What does the comma mean in the construct (x = x || y,z)?

Question

So I've come across to an answer but it is not enough to expand my knowledge base.

I've been searching for ages what the x = x || y, z means in StackOverflow

I found this. What does the construct x = x || y mean?

But the problem is what is the , z for?

I'm seeing these expressions quite often window.something = window.something || {}, jQuery

I already know that if false was returned on the first argument then {} will be assigned to the something property.

My question is, What is the , jQuery for?

Can someone enlighten me and shower me with this very important knowledge?

UPDATE 8/11/2014

So I tried making tests.

var w = 0, x = 1,y = 2,z = 3;
var foo = w || x || y, z; //I see that z is a declared variable
console.log(foo); //outputs 1

and it is the same as this.

var w = 0, x = 1,y = 2;
var z = function(){return console.log("this is z");}
var foo = w || x || y, z; //same as this
console.log(foo); //still outputs 1

another.

var w = 0, x = 1,y = 2;
var z = function(){return console.log("this is z");}
function foobar(){
this.bar = console.log(foo,z);
}(foo = w || x || y, z);
foobar(); //outputs 1 and string code of foobar

changing the value of z in (foo = w || x || y, z).

var w = 0, x = 1,y = 2;
var z = function(){return console.log("this is z");}
function foobar(){
this.bar = console.log(foo,z);
}(foo = w || x || y, z=4);
foobar(); //outputs 1 and 4

I assume that placing variables inside ( ) after the } of the function is the same as declaring a new variable.

Another test.

var w = 0, x = 1,y = 2,z = 1;
function foobar(){
    var bar = 10,z=2;
        console.log(z);
}(foo = w || x || y, z=4);
console.log(foo,z); // Seems that foo is public and made an output
foobar(); // outputs the z = 2 inside and disregards the z = 4 from (..., z=4)
console.log(z); // It seems that z is 4 again after calling foobar

However, in a scenario like this. Link to JSFiddle

//Self-Executing Anonymous Function: Part 2 (Public & Private)
(function( skillet, $, undefined ) {
    //Private Property
    var isHot = true;

    //Public Property
    skillet.ingredient = "Bacon Strips";

    //Public Method
    skillet.fry = function() {
        var oliveOil;

        addItem( "\t\n Butter \n\t" );
        addItem( oliveOil );
        console.log( "Frying " + skillet.ingredient );
    };

    //Private Method
    function addItem( item ) {
        if ( item !== undefined ) {
            console.log( "Adding " + $.trim(item) );
        }
    }    
}( window.skillet = window.skillet || {}, jQuery ));

//Public Properties
console.log( skillet.ingredient ); //Bacon Strips

//Public Methods
skillet.fry(); //Adding Butter & Fraying Bacon Strips

//Adding a Public Property
skillet.quantity = "12";
console.log( skillet.quantity ); //12

//Adding New Functionality to the Skillet
(function( skillet, $, undefined ) {
    //Private Property
    var amountOfGrease = "1 Cup";

    //Public Method
    skillet.toString = function() {
        console.log( skillet.quantity + " " + 
                     skillet.ingredient + " & " + 
                     amountOfGrease + " of Grease" );
        console.log( isHot ? "Hot" : "Cold" );
    };    
}( window.skillet = window.skillet || {}, jQuery ));

try {
    //12 Bacon Strips & 1 Cup of Grease
    skillet.toString(); //Throws Exception
} catch( e ) {
    console.log( e.message ); //isHot is not defined
}

It seems that if you remove the , jQuery it only logs "Bacon Strips" Refer to this link Link to another JSFiddle (, jQuery is removed)

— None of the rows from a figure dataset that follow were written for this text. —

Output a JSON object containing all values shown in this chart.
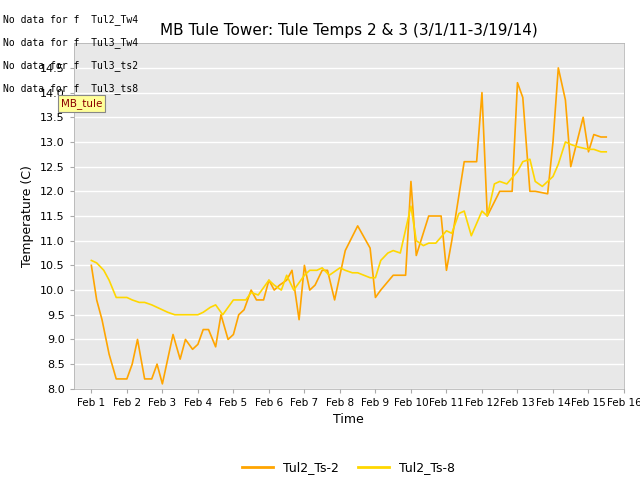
{
  "title": "MB Tule Tower: Tule Temps 2 & 3 (3/1/11-3/19/14)",
  "xlabel": "Time",
  "ylabel": "Temperature (C)",
  "ylim": [
    8.0,
    15.0
  ],
  "yticks": [
    8.0,
    8.5,
    9.0,
    9.5,
    10.0,
    10.5,
    11.0,
    11.5,
    12.0,
    12.5,
    13.0,
    13.5,
    14.0,
    14.5
  ],
  "color_ts2": "#FFA500",
  "color_ts8": "#FFD700",
  "bg_color": "#E8E8E8",
  "legend_labels": [
    "Tul2_Ts-2",
    "Tul2_Ts-8"
  ],
  "no_data_texts": [
    "No data for f  Tul2_Tw4",
    "No data for f  Tul3_Tw4",
    "No data for f  Tul3_ts2",
    "No data for f  Tul3_ts8"
  ],
  "tooltip_text": "MB_tule",
  "ts2_x": [
    1.0,
    1.15,
    1.3,
    1.5,
    1.7,
    1.85,
    2.0,
    2.15,
    2.3,
    2.5,
    2.7,
    2.85,
    3.0,
    3.15,
    3.3,
    3.5,
    3.65,
    3.85,
    4.0,
    4.15,
    4.3,
    4.5,
    4.65,
    4.85,
    5.0,
    5.15,
    5.3,
    5.5,
    5.65,
    5.85,
    6.0,
    6.15,
    6.3,
    6.5,
    6.65,
    6.85,
    7.0,
    7.15,
    7.3,
    7.5,
    7.65,
    7.85,
    8.0,
    8.15,
    8.5,
    8.85,
    9.0,
    9.15,
    9.5,
    9.85,
    10.0,
    10.15,
    10.5,
    10.85,
    11.0,
    11.15,
    11.5,
    11.85,
    12.0,
    12.15,
    12.5,
    12.85,
    13.0,
    13.15,
    13.35,
    13.5,
    13.85,
    14.0,
    14.15,
    14.35,
    14.5,
    14.85,
    15.0,
    15.15,
    15.35,
    15.5
  ],
  "ts2_y": [
    10.5,
    9.8,
    9.4,
    8.7,
    8.2,
    8.2,
    8.2,
    8.5,
    9.0,
    8.2,
    8.2,
    8.5,
    8.1,
    8.6,
    9.1,
    8.6,
    9.0,
    8.8,
    8.9,
    9.2,
    9.2,
    8.85,
    9.5,
    9.0,
    9.1,
    9.5,
    9.6,
    10.0,
    9.8,
    9.8,
    10.2,
    10.0,
    10.1,
    10.2,
    10.4,
    9.4,
    10.5,
    10.0,
    10.1,
    10.4,
    10.4,
    9.8,
    10.3,
    10.8,
    11.3,
    10.85,
    9.85,
    10.0,
    10.3,
    10.3,
    12.2,
    10.7,
    11.5,
    11.5,
    10.4,
    11.0,
    12.6,
    12.6,
    14.0,
    11.5,
    12.0,
    12.0,
    14.2,
    13.9,
    12.0,
    12.0,
    11.95,
    13.0,
    14.5,
    13.85,
    12.5,
    13.5,
    12.8,
    13.15,
    13.1,
    13.1
  ],
  "ts8_x": [
    1.0,
    1.15,
    1.35,
    1.5,
    1.7,
    2.0,
    2.15,
    2.35,
    2.5,
    2.7,
    3.0,
    3.15,
    3.35,
    3.5,
    3.7,
    4.0,
    4.15,
    4.35,
    4.5,
    4.7,
    5.0,
    5.15,
    5.35,
    5.5,
    5.7,
    6.0,
    6.15,
    6.35,
    6.5,
    6.7,
    7.0,
    7.15,
    7.35,
    7.5,
    7.7,
    8.0,
    8.15,
    8.35,
    8.5,
    8.85,
    9.0,
    9.15,
    9.35,
    9.5,
    9.7,
    10.0,
    10.15,
    10.35,
    10.5,
    10.7,
    11.0,
    11.15,
    11.35,
    11.5,
    11.7,
    12.0,
    12.15,
    12.35,
    12.5,
    12.7,
    13.0,
    13.15,
    13.35,
    13.5,
    13.7,
    14.0,
    14.15,
    14.35,
    14.5,
    14.7,
    15.0,
    15.15,
    15.35,
    15.5
  ],
  "ts8_y": [
    10.6,
    10.55,
    10.4,
    10.2,
    9.85,
    9.85,
    9.8,
    9.75,
    9.75,
    9.7,
    9.6,
    9.55,
    9.5,
    9.5,
    9.5,
    9.5,
    9.55,
    9.65,
    9.7,
    9.5,
    9.8,
    9.8,
    9.8,
    9.95,
    9.9,
    10.2,
    10.1,
    10.0,
    10.3,
    10.0,
    10.3,
    10.4,
    10.4,
    10.45,
    10.3,
    10.45,
    10.4,
    10.35,
    10.35,
    10.25,
    10.25,
    10.6,
    10.75,
    10.8,
    10.75,
    11.7,
    11.0,
    10.9,
    10.95,
    10.95,
    11.2,
    11.15,
    11.55,
    11.6,
    11.1,
    11.6,
    11.5,
    12.15,
    12.2,
    12.15,
    12.4,
    12.6,
    12.65,
    12.2,
    12.1,
    12.3,
    12.55,
    13.0,
    12.95,
    12.9,
    12.85,
    12.85,
    12.8,
    12.8
  ]
}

I don't really get this.. But why is the , jQuery inside the ( ) after the } of a function counts as a reference for the code to run completely when the library of jQuery is already included?

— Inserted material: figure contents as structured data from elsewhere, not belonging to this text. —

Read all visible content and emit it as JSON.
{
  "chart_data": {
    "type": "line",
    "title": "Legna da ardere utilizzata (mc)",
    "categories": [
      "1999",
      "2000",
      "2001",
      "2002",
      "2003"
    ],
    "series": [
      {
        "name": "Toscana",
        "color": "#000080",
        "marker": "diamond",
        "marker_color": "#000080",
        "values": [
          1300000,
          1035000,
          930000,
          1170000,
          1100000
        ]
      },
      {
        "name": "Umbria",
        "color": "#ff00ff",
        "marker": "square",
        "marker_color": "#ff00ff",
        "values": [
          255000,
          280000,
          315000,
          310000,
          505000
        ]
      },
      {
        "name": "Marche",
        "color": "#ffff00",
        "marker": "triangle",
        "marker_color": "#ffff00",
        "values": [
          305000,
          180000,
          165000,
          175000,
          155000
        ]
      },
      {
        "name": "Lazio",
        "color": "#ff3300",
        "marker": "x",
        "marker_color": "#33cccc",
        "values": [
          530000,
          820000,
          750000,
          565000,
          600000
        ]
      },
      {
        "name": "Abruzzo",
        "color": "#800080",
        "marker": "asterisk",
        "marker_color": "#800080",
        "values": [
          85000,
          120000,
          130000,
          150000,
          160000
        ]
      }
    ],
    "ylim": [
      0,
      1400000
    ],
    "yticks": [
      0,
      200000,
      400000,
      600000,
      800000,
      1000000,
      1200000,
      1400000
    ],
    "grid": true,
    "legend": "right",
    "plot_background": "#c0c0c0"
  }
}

Having the $.trim removed from the code, it seems to work fine again. But I still don't get how this referencing works. Link to the JSFiddle without the , jQuery and $.trim

Answer 1

The Comma Operator in JavaScript evaluates operands and returns the value of the last one (right-most). By JS Operator Precedence, the OR operation will be evaluated first, followed by the assignment.

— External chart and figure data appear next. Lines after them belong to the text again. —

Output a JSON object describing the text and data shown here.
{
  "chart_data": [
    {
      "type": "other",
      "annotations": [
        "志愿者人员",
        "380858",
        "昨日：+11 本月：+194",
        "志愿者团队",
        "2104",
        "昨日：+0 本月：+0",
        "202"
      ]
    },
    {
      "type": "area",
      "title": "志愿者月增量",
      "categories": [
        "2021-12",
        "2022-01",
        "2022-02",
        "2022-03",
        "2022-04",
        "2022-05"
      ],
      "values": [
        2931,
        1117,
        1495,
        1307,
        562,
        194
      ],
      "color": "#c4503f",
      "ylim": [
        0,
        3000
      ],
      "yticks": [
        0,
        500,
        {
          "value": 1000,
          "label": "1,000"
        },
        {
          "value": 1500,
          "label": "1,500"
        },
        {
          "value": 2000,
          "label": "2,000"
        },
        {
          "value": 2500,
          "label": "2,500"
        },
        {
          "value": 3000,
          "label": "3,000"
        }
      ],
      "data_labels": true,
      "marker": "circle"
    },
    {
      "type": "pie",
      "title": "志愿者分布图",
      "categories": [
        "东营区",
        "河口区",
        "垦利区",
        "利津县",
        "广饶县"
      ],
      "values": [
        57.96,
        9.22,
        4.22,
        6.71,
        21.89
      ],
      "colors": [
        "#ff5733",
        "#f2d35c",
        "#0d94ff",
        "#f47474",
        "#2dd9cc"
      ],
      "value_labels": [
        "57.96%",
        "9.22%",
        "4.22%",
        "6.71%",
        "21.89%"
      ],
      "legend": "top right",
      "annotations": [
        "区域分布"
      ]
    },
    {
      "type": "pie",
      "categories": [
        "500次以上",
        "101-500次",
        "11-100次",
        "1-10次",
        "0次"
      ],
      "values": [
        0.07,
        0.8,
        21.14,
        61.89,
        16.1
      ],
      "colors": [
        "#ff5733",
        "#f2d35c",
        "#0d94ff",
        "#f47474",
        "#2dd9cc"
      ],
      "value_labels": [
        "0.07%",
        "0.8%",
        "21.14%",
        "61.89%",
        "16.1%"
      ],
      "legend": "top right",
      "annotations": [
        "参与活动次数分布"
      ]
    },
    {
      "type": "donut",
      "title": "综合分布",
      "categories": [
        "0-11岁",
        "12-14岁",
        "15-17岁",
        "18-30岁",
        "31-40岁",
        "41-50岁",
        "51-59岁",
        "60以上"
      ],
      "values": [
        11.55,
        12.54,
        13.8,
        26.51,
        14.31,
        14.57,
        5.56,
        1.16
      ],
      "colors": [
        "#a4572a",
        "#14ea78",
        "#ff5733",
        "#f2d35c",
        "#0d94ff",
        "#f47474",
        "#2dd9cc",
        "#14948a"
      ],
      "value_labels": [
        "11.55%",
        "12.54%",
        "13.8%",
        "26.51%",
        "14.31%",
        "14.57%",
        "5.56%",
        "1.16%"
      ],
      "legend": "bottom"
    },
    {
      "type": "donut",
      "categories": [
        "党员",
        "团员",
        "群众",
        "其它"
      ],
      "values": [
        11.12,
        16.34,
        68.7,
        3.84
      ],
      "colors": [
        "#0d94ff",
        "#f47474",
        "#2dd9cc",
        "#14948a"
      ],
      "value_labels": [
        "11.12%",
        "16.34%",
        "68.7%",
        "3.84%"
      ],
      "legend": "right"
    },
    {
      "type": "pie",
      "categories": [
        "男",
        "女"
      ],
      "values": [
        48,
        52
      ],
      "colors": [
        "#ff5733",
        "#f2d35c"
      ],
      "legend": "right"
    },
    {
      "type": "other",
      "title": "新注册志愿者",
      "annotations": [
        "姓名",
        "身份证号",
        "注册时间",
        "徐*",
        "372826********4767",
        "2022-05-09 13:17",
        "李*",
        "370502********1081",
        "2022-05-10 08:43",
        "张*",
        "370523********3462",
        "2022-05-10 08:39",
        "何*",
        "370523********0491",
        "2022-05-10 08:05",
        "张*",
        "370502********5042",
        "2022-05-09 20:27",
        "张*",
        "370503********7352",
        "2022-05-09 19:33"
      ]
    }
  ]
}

So this expression x = x || y, z is in effect (x = (x || y)), z. The OR operator will either return the boolean result of the comparison or, for non-boolean types, the first operand if it is truthy, or the second operand otherwise. The assignment operator is also higher precedence than the comma operator, so x will be assigned the value returned by the OR. The value of z will not have any effect on either the OR operation or the assignment. In fact, it will be evaluated last, meaning it is essentially a separate statement with no effect on anything else in that 'expression.' I can't see any practical value in writing the expression that way.